Franklin D Rooservelt said in his first inaugural speech in 1932 “The only thing we have to fear is fear itself”. Well, I have seen what fear can do to you, and I am not talking about being scared of a spider, creepy film, or the cat has bought a mouse in but REAL FEAR. In Simons mind this cancer was back it had grown so big this was going to be it, the end, that was it. He was in a grip of excruciating anxiety and fear and though we talked through things logically we could not break down or get through to him. When oncology had phoned with his results they had said that he now urgently needed his CT scan which was 48 hours away. We had a terrible nights sleep again, but we knew Simon had to take his first lot of chemo at 8am in the morning, just as we were getting up my second Lieutenant called my mobile, could we be in the hospital within the hour as we could have his scan. For once the stars were aligned and the traffic lights green and we got into radiology in good time, TH we owe you big time for your continued support, and the army of radiology team that not only got Simon through the scanner but everything reported.
Simon and I have a rule that has been the same for the past few years, I get told the results first, this is Simons coping mechanism and what works well for us. When just after lunch the phone rang and I could see it was the hospital I took the phone into our study to talk. “There are some areas that show inflammation but the radiologist has reported this is from his body recovering from surgery but the report has concluded no sign of disease or recurrence” and breath…… I asked questions, but I actually cannot be sure of what was said, all I do know is the CEA will be done again in three weeks but to chemo continues as planned. I had to tell Simon this results, he was upstairs, he appeared out of the bathroom not an ounce of colour in his face and shaking from head to toe, “its ok Simon, the scan was ok”.

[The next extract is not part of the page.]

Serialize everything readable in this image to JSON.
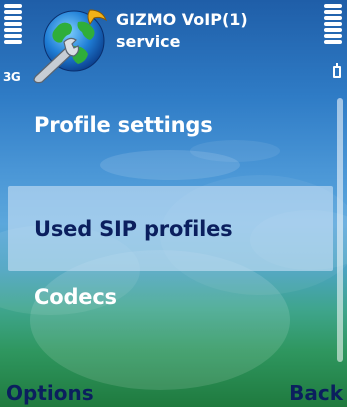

I am sorry for the long winded account of the week, but even in words it does not portray the fear this disease strikes into the very heart of us. Through the past few years there has not been time where we both feared the absolute worst, until this week. We are both wounded by this week, mentally and physically exhausted, can we stop this train and get off it for a day please, we will get back on to continue this journey, we would just like a break from it all.
Onwards and upwards Mr C, you ain’t going anywhere yet!